In a recent study, researchers from analyzed marathon timings in Australia from 2000 to 2016 and concluded that Aussies have never been slower. Their database includes 183,061 results from 154 different races.

When they plotted the mean finishing times year after year (figure shown above), they observed a trend that indicates that Australian marathon participants have been getting progressively slower for the last 17 years. It is important to note that there is an average increase of about 20 mins in the average finishing time of a marathon in 2017, compared to 1999.

A number of different reasons could be responsible for this trend. Some of them are:


  • The overall increased participation;
  • The increased numbers of female participants;
  • The increase of the average age of the participants.

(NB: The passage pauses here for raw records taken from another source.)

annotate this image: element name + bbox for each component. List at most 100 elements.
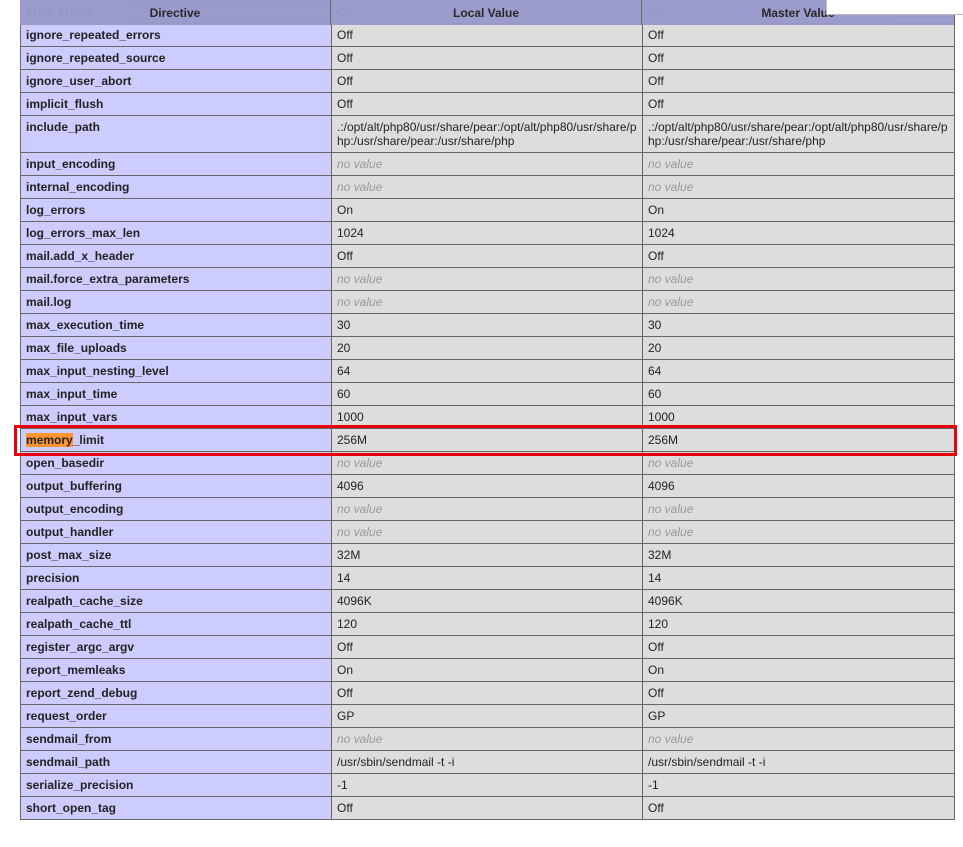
table-row: mail.log no value no value: [20, 290, 955, 314]
table-row: log_errors On On: [20, 198, 955, 222]
table-row: register_argc_argv Off Off: [20, 635, 955, 659]
table-row: short_open_tag Off Off: [20, 796, 955, 820]
table-row: ignore_repeated_errors Off Off: [20, 23, 955, 47]
master-value-cell: Off: [642, 69, 955, 93]
master-value-cell: no value: [642, 727, 955, 751]
directive-cell: memory_limit: [20, 428, 332, 452]
local-value-cell: no value: [331, 727, 643, 751]
directive-cell: realpath_cache_size: [20, 589, 332, 613]
master-value-cell: 64: [642, 359, 955, 383]
directive-cell: precision: [20, 566, 332, 590]
directive-cell: implicit_flush: [20, 92, 332, 116]
local-value-cell: no value: [331, 520, 643, 544]
local-value-cell: On: [331, 658, 643, 682]
table-row: ignore_user_abort Off Off: [20, 69, 955, 93]
table-row: mail.force_extra_parameters no value no va…: [20, 267, 955, 291]
local-value-cell: 1000: [331, 405, 643, 429]
directive-cell: report_memleaks: [20, 658, 332, 682]
directive-cell: input_encoding: [20, 152, 332, 176]
local-value-cell: 256M: [331, 428, 643, 452]
local-value-cell: Off: [331, 244, 643, 268]
local-value-cell: .:/opt/alt/php80/usr/share/pear:/opt/alt…: [331, 115, 643, 153]
directive-cell: serialize_precision: [20, 773, 332, 797]
table-row: output_encoding no value no value: [20, 497, 955, 521]
table-row: max_input_time 60 60: [20, 382, 955, 406]
master-value-cell: no value: [642, 267, 955, 291]
directive-cell: output_buffering: [20, 474, 332, 498]
local-value-cell: Off: [331, 23, 643, 47]
local-value-cell: 20: [331, 336, 643, 360]
column-header-directive: Directive: [20, 0, 331, 25]
local-value-cell: 120: [331, 612, 643, 636]
table-row: ignore_repeated_source Off Off: [20, 46, 955, 70]
directive-cell: realpath_cache_ttl: [20, 612, 332, 636]
directive-cell: ignore_repeated_source: [20, 46, 332, 70]
master-value-cell: On: [642, 198, 955, 222]
find-in-page-bar[interactable]: [826, 0, 963, 15]
directive-cell: max_input_nesting_level: [20, 359, 332, 383]
table-row: post_max_size 32M 32M: [20, 543, 955, 567]
master-value-cell: Off: [642, 244, 955, 268]
local-value-cell: no value: [331, 451, 643, 475]
master-value-cell: 4096K: [642, 589, 955, 613]
master-value-cell: 120: [642, 612, 955, 636]
master-value-cell: 20: [642, 336, 955, 360]
master-value-cell: 1000: [642, 405, 955, 429]
directive-cell: post_max_size: [20, 543, 332, 567]
column-header-local-value: Local Value: [331, 0, 642, 25]
local-value-cell: Off: [331, 46, 643, 70]
master-value-cell: /usr/sbin/sendmail -t -i: [642, 750, 955, 774]
local-value-cell: no value: [331, 497, 643, 521]
table-row: report_memleaks On On: [20, 658, 955, 682]
table-row: output_handler no value no value: [20, 520, 955, 544]
directive-cell: max_input_vars: [20, 405, 332, 429]
master-value-cell: 4096: [642, 474, 955, 498]
directive-cell: internal_encoding: [20, 175, 332, 199]
directive-cell: max_input_time: [20, 382, 332, 406]
local-value-cell: 30: [331, 313, 643, 337]
directive-cell: include_path: [20, 115, 332, 153]
local-value-cell: 14: [331, 566, 643, 590]
directive-cell: max_execution_time: [20, 313, 332, 337]
table-row: open_basedir no value no value: [20, 451, 955, 475]
local-value-cell: 1024: [331, 221, 643, 245]
table-row: report_zend_debug Off Off: [20, 681, 955, 705]
master-value-cell: Off: [642, 46, 955, 70]
directive-cell: request_order: [20, 704, 332, 728]
local-value-cell: no value: [331, 175, 643, 199]
master-value-cell: Off: [642, 796, 955, 820]
table-row: implicit_flush Off Off: [20, 92, 955, 116]
local-value-cell: 60: [331, 382, 643, 406]
table-row: sendmail_from no value no value: [20, 727, 955, 751]
table-row: memory_limit 256M 256M: [20, 428, 955, 452]
phpinfo-viewport: Directive Local Value Master Value highl…: [0, 0, 963, 847]
table-row: realpath_cache_ttl 120 120: [20, 612, 955, 636]
table-row: output_buffering 4096 4096: [20, 474, 955, 498]
local-value-cell: no value: [331, 152, 643, 176]
directive-cell: register_argc_argv: [20, 635, 332, 659]
directive-cell: ignore_user_abort: [20, 69, 332, 93]
directive-cell: report_zend_debug: [20, 681, 332, 705]
directive-cell: mail.log: [20, 290, 332, 314]
master-value-cell: no value: [642, 451, 955, 475]
directive-cell: log_errors_max_len: [20, 221, 332, 245]
local-value-cell: -1: [331, 773, 643, 797]
local-value-cell: 4096: [331, 474, 643, 498]
local-value-cell: 64: [331, 359, 643, 383]
master-value-cell: 14: [642, 566, 955, 590]
master-value-cell: no value: [642, 290, 955, 314]
directive-cell: output_encoding: [20, 497, 332, 521]
configuration-table: highlight.string#DD0000#DD0000html_error…: [20, 0, 955, 820]
master-value-cell: Off: [642, 92, 955, 116]
directive-cell: short_open_tag: [20, 796, 332, 820]
master-value-cell: -1: [642, 773, 955, 797]
table-header: Directive Local Value Master Value: [20, 0, 954, 25]
master-value-cell: no value: [642, 175, 955, 199]
directive-cell: mail.add_x_header: [20, 244, 332, 268]
local-value-cell: Off: [331, 69, 643, 93]
directive-cell: mail.force_extra_parameters: [20, 267, 332, 291]
table-row: log_errors_max_len 1024 1024: [20, 221, 955, 245]
local-value-cell: no value: [331, 267, 643, 291]
local-value-cell: 32M: [331, 543, 643, 567]
table-row: serialize_precision -1 -1: [20, 773, 955, 797]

However, what they have found is that these reasons can not explain the trend entirely.

Increased Participation

It is true that the numbers of marathoners have increased in the last 17 years. This might mean that the more popular marathon running becomes, more and more unprepared participants join and they drag the average down. However, when the finisher times are segmented by speed, slowing down across all groups was observed. Additionally, the percentage of people, who just walk the race has been and still is minuscule and cannot be responsible for the overall increase in finishing times.

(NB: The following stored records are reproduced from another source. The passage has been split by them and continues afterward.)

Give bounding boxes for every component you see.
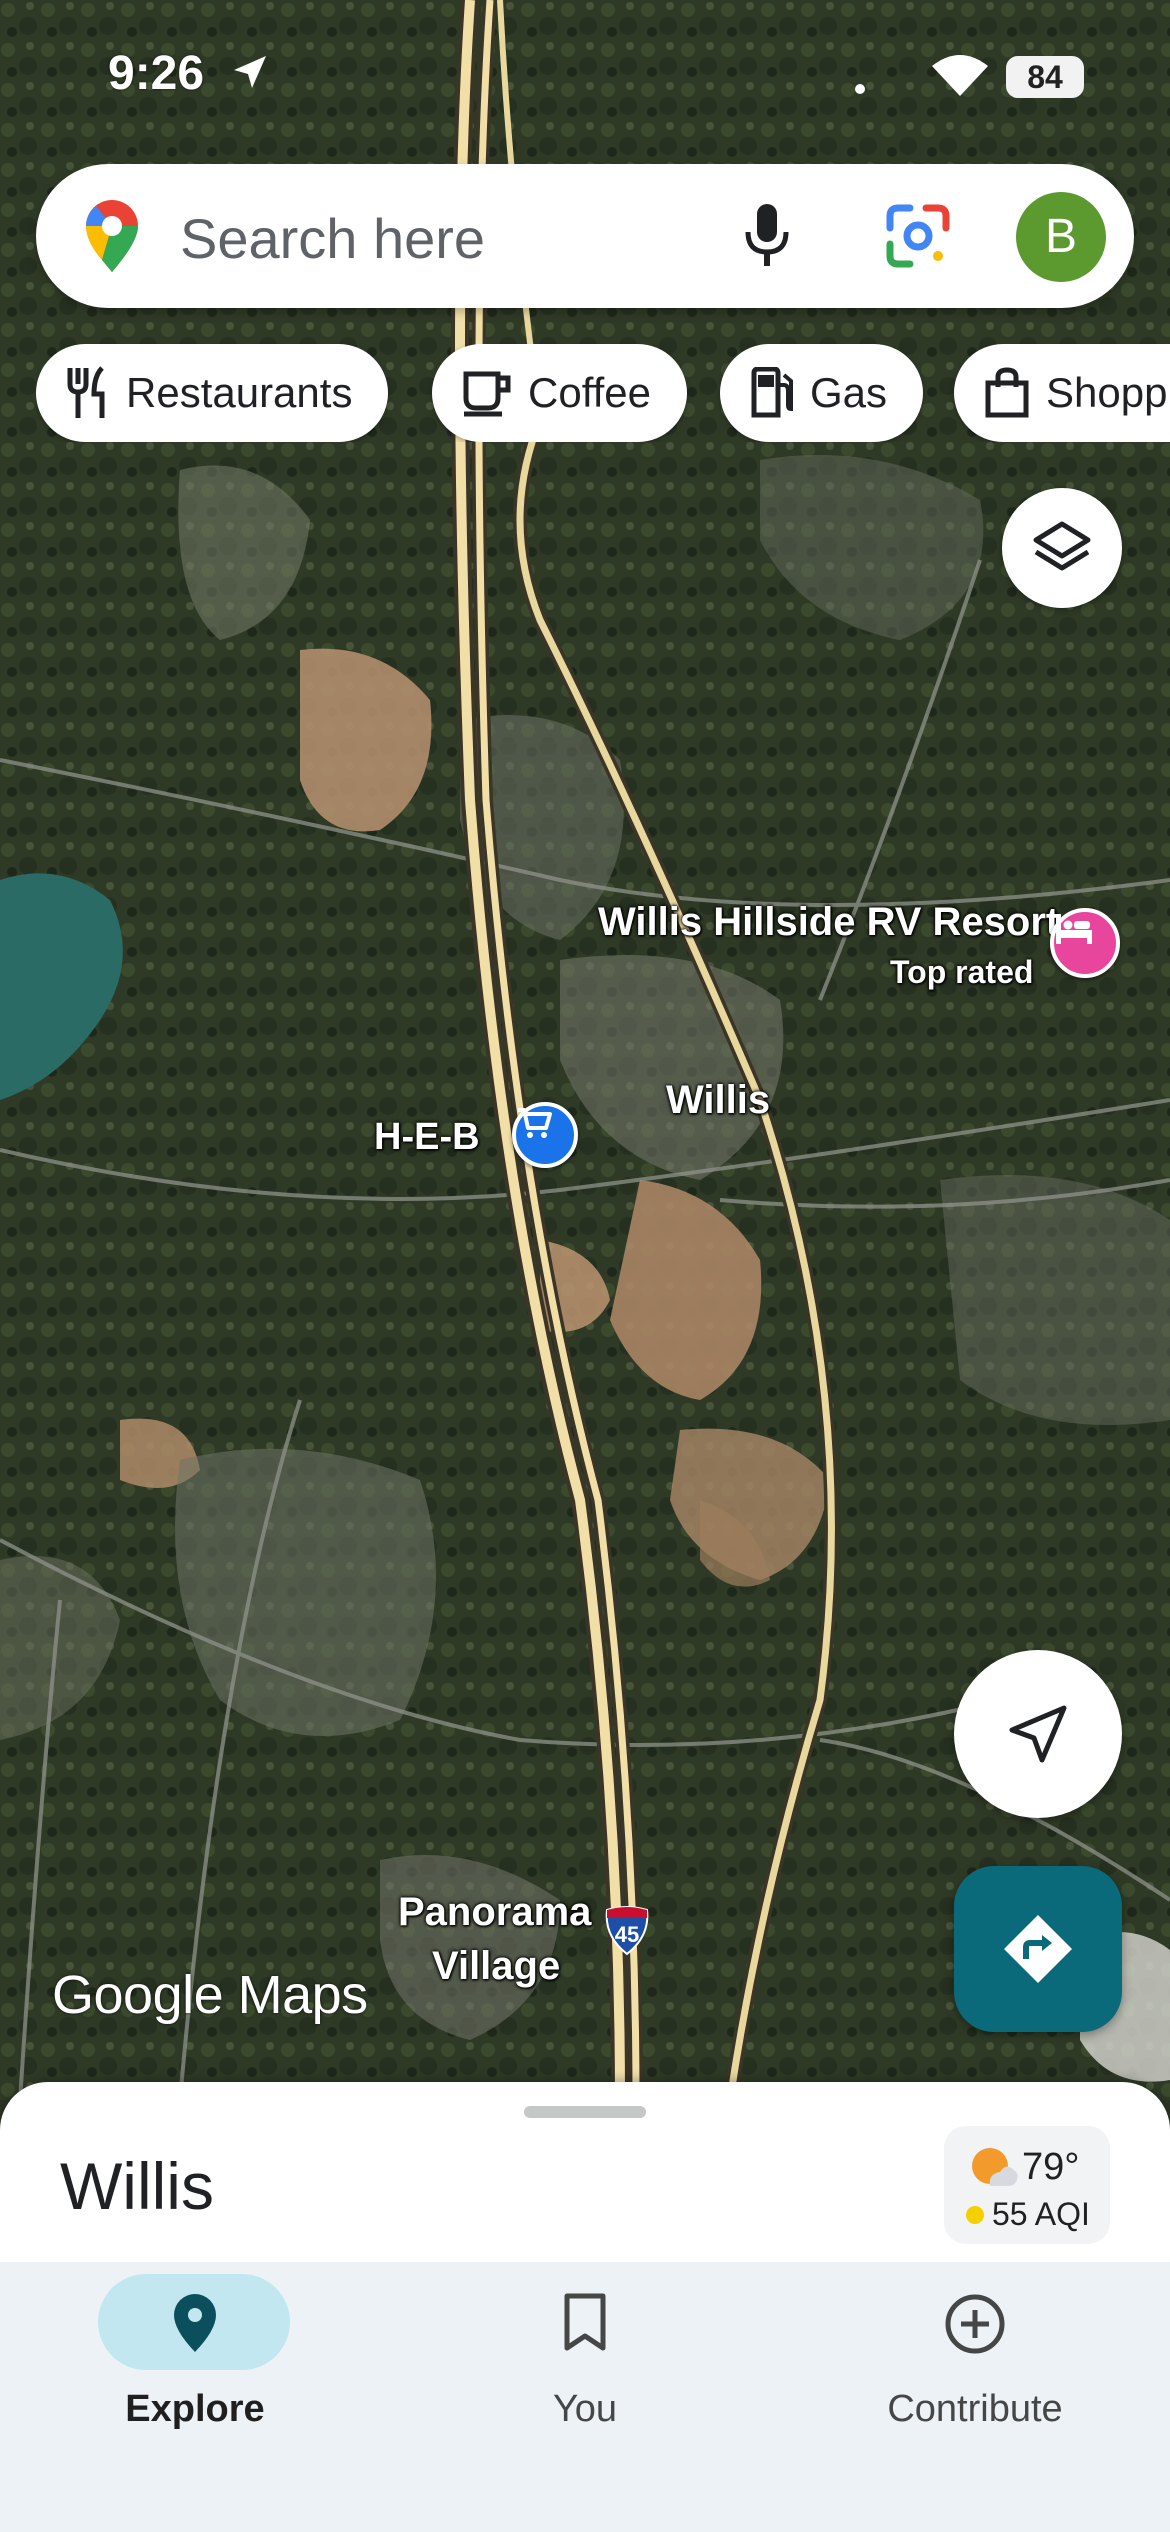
layers-icon	[1033, 521, 1091, 571]
nav-you-label: You	[552, 2388, 618, 2430]
nav-contribute[interactable]: Contribute	[780, 2262, 1170, 2462]
willis-town-label[interactable]: Willis	[666, 1078, 770, 1123]
google-lens-icon[interactable]	[884, 202, 952, 270]
chip-restaurants[interactable]: Restaurants	[36, 344, 389, 442]
my-location-button[interactable]	[954, 1650, 1122, 1818]
rv-resort-label[interactable]: Willis Hillside RV Resort	[598, 900, 1059, 945]
shopping-bag-icon	[985, 367, 1029, 418]
chip-label: Shopping	[1046, 369, 1170, 416]
chip-label: Coffee	[528, 369, 651, 416]
search-bar[interactable]: Search here B	[36, 164, 1134, 308]
heb-store-pin[interactable]	[512, 1102, 578, 1168]
navigation-arrow-icon	[1009, 1705, 1067, 1763]
panorama-village-label-line1[interactable]: Panorama	[398, 1890, 591, 1935]
nav-explore[interactable]: Explore	[0, 2262, 390, 2462]
chip-label: Restaurants	[126, 369, 353, 416]
chip-label: Gas	[810, 369, 888, 416]
weather-card[interactable]: 79° 55 AQI	[944, 2126, 1110, 2244]
heb-label[interactable]: H-E-B	[374, 1116, 480, 1159]
rv-resort-pin[interactable]	[1050, 908, 1120, 978]
location-arrow-icon	[234, 56, 266, 88]
nav-explore-label: Explore	[125, 2388, 265, 2430]
aqi-indicator-dot	[966, 2206, 984, 2224]
account-avatar[interactable]: B	[1016, 192, 1106, 282]
coffee-cup-icon	[463, 371, 511, 417]
bottom-navigation: Explore You Contribute	[0, 2262, 1170, 2532]
google-maps-watermark: Google Maps	[52, 1965, 368, 2025]
add-circle-icon	[945, 2294, 1005, 2354]
bookmark-icon	[564, 2293, 606, 2351]
sheet-drag-handle[interactable]	[524, 2106, 646, 2118]
rv-resort-sublabel: Top rated	[890, 954, 1034, 990]
panorama-village-label-line2[interactable]: Village	[432, 1944, 560, 1989]
weather-temperature: 79°	[1022, 2146, 1080, 2188]
location-pin-icon	[174, 2294, 216, 2352]
partly-cloudy-icon	[972, 2148, 1018, 2186]
directions-button[interactable]	[954, 1866, 1122, 2032]
map-layers-button[interactable]	[1002, 488, 1122, 608]
chip-gas[interactable]: Gas	[720, 344, 924, 442]
google-maps-logo-icon	[86, 200, 138, 272]
chip-coffee[interactable]: Coffee	[432, 344, 687, 442]
place-bottom-sheet[interactable]: Willis 79° 55 AQI	[0, 2082, 1170, 2262]
wifi-icon	[932, 55, 988, 96]
fork-knife-icon	[67, 366, 105, 418]
status-bar: 9:26 84	[0, 0, 1170, 150]
category-chips: Restaurants Coffee Gas Shopping	[36, 344, 1170, 442]
search-input[interactable]: Search here	[180, 206, 485, 271]
microphone-icon[interactable]	[742, 202, 792, 270]
nav-you[interactable]: You	[390, 2262, 780, 2462]
interstate-number: 45	[614, 1922, 640, 1947]
chip-shopping[interactable]: Shopping	[954, 344, 1170, 442]
directions-icon	[1004, 1915, 1072, 1983]
bed-icon	[1056, 914, 1092, 944]
nav-contribute-label: Contribute	[887, 2388, 1063, 2430]
air-quality-index: 55 AQI	[992, 2196, 1090, 2232]
gas-pump-icon	[751, 367, 793, 418]
place-title: Willis	[60, 2149, 214, 2223]
status-time: 9:26	[108, 47, 205, 100]
signal-dot-icon	[855, 84, 865, 94]
shopping-cart-icon	[518, 1108, 552, 1138]
battery-indicator: 84	[1006, 56, 1084, 98]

Increased Female Participants

As we know women are on average slower than men and with more women, the average time goes down. However, when data were segmented by gender, it was found that men and women are slowing down at equal rates, as shown in the plot below:

Aging Population

Interestingly, contrary to the global trend, the average age of marathoners in Australia has been slightly declining. Such an argument, therefore cannot be valid.

What about health?

Obesity in Australia, as in most developed countries, is on the rise. Researchers Andersen and Nikolova used the data on obesity from the Australian Bureau of Statistics and what they found is that both obesity and hypertension trends correlate strongly with the slow-down trend, both when studied in short- and long-term.

It is important to note that correlation is not causation and we can’t be sure that these results are the complete and only explanation for the slowdown of Australian marathoners, but it is worth noting that the deteriorating health seems to have an impact even on the more active and health-conscious marathon runners.